I read some articles about local memory. The author said that normally automatic variables are stored in registers, and if the variables are too many to be held in registers, then global memory is used for them.

In this case, “a[4][4] and b[4][4]” are stored in global memory? (because I could do “check[0] = (int)a;”)

Third, if not the case (i.e., a[4][4] and b[4][4] are stored in registers), how can I pass them into “subKernel”? (I cannot know the addresses of registers!)

And how can I update the variables of registers (i.e., “i” and “j” in the above example) in subKernel?


I dont think you can find this out. How the addresses within shared and global memory are interpreted is dependent on the driver and hardware. There are those contexts, I think each would have its own virtual address space, and processes can attach it to access the same memory.
Shared memory is per block of threads while the kernel is running.
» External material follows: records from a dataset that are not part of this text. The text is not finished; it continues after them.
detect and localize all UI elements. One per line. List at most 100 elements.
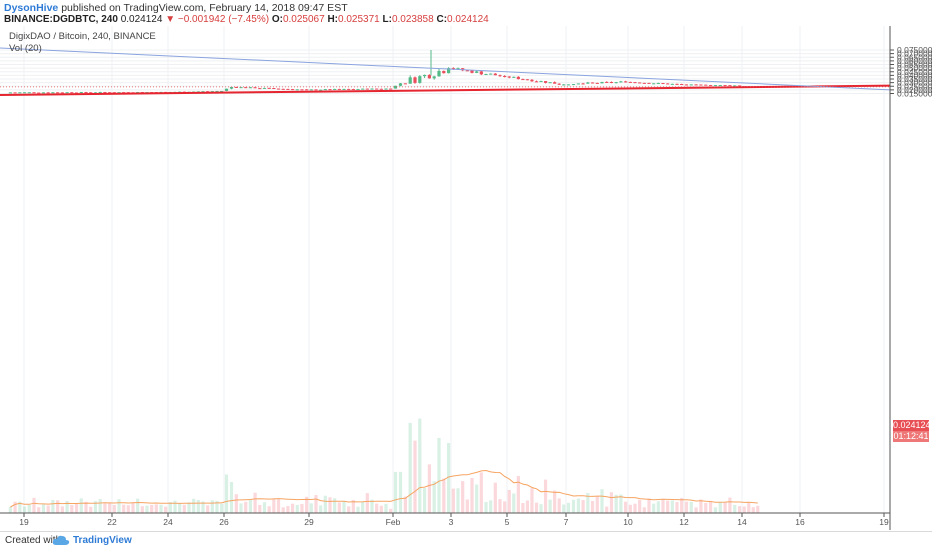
volume-bar (108, 502, 112, 513)
time-axis[interactable]: 19 22 24 26 29 Feb 3 5 7 10 12 14 16 19 (19, 513, 889, 527)
volume-bar (276, 499, 281, 513)
candle (89, 92, 93, 94)
candle-body (337, 88, 341, 90)
time-tick-label: 24 (163, 517, 173, 527)
candle (347, 88, 351, 90)
candle (619, 80, 623, 83)
volume-bar (661, 499, 665, 513)
candle-body (432, 76, 436, 79)
candle (375, 88, 379, 90)
candle-body (581, 83, 585, 85)
candle-body (93, 92, 98, 94)
volume-bar (413, 440, 417, 513)
candle-body (56, 92, 60, 94)
candle-body (74, 92, 79, 94)
price-axis[interactable]: 0.0750000.0700000.0650000.0600000.055000… (890, 45, 932, 99)
volume-bar (361, 501, 365, 513)
volume-bar (479, 472, 483, 513)
candle-body (723, 85, 727, 87)
volume-bar (79, 498, 83, 513)
candle (74, 92, 79, 94)
candle (571, 84, 576, 86)
volume-bar (103, 503, 107, 513)
price-chart[interactable]: 0.0750000.0700000.0650000.0600000.055000… (0, 26, 932, 530)
candle-body (447, 68, 451, 74)
volume-bar (27, 504, 31, 513)
candle (479, 70, 483, 76)
candle (493, 73, 497, 76)
volume-bar (41, 504, 46, 513)
candle (723, 85, 727, 87)
high-label: H: (327, 14, 339, 25)
publish-info: published on TradingView.com, February 1… (61, 2, 348, 14)
volume-bar (699, 499, 703, 513)
candle-body (525, 79, 530, 81)
candle (103, 91, 107, 93)
volume-bar (656, 501, 660, 513)
candle (543, 81, 548, 84)
volume-bar (398, 471, 403, 513)
candle-body (680, 84, 684, 86)
candle-body (347, 88, 351, 90)
volume-bar (756, 505, 760, 513)
candle (534, 80, 539, 83)
candle-body (258, 88, 262, 90)
candle (437, 68, 441, 77)
high-value: 0.025371 (338, 14, 380, 25)
candle (319, 89, 323, 91)
resistance-trendline[interactable] (0, 47, 891, 91)
candle-body (503, 75, 507, 77)
candle-body (51, 92, 55, 94)
volume-bar (117, 499, 121, 513)
candle-body (398, 83, 403, 86)
open-value: 0.025067 (282, 14, 325, 25)
volume-bar (484, 502, 488, 513)
candle-body (512, 76, 516, 78)
candle (557, 83, 561, 85)
volume-bar (470, 477, 474, 513)
candle-body (117, 92, 121, 94)
volume-bar (248, 499, 253, 513)
candle-body (319, 89, 323, 91)
price-tick-label: 0.025000 (897, 81, 932, 91)
volume-bar (234, 494, 238, 513)
candle (258, 87, 262, 90)
candle-body (571, 84, 576, 86)
candle (638, 82, 642, 84)
candle-body (60, 92, 64, 94)
candle-body (737, 85, 742, 87)
candle (79, 91, 83, 93)
candle (628, 81, 632, 83)
candle-body (427, 74, 431, 79)
author-name[interactable]: DysonHive (4, 2, 59, 14)
candle (498, 74, 502, 77)
candle-body (220, 90, 224, 92)
volume-bar (689, 501, 693, 513)
volume-bar (562, 504, 566, 513)
volume-bar (503, 501, 507, 513)
volume-bar (684, 501, 689, 513)
candle (525, 79, 530, 81)
candle-body (530, 79, 534, 82)
candle (694, 84, 698, 86)
volume-bar (566, 502, 571, 513)
time-tick-label: 5 (505, 517, 510, 527)
volume-bar (747, 503, 751, 513)
candle (84, 91, 88, 93)
candle (98, 91, 102, 93)
candle-body (309, 89, 313, 91)
price-tick-label: 0.075000 (897, 45, 932, 55)
volume-bar (281, 507, 285, 513)
volume-bar (704, 502, 708, 513)
volume-bar (70, 505, 74, 513)
candle-body (8, 92, 12, 94)
volume-bar (557, 498, 561, 513)
candle-body (351, 89, 355, 91)
candle-body (253, 87, 257, 89)
volume-ma-line (10, 469, 758, 508)
volume-bar (489, 500, 493, 513)
volume-bar (136, 498, 140, 513)
candle (379, 88, 383, 90)
tradingview-brand[interactable]: TradingView (73, 535, 132, 546)
volume-bar (628, 504, 632, 513)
The compiler takes care to distinguish different pointers and work with them correctly.
Again, it is implementation dependent, but I can guess from you experiment that local memory has a separate address space which is per block per kernel launch and you variables a and b reside there. Compiler and driver are free to allocate them in the order they like.

Any device function (subkernel) will be inlined into you kernel, so you can pass variables like i in and out by value and the compiler will optimize out unnecessary copying after inlining. I think so.

I can’t tell about taking address of local variables allocated to registers…

Register indexing is not supported. If you do something with variable indexing a local array like that, the compiler will push the entire array into “local memory”, which is really in the global memory space, but divided up so that each thread gets its own private storage. The main drawback to local memory is that it has the bandwidth of global memory (since that is physically where it is located), rather than the bandwidth of registers, which are much, much faster.

I would assume that register indirection through pointers would also force the value to be put into local memory rather than stored directly in the register file. (The compiler also spills registers to local memory if it thinks your kernel is using too much, or if you specify a register usage limit with nvcc options.)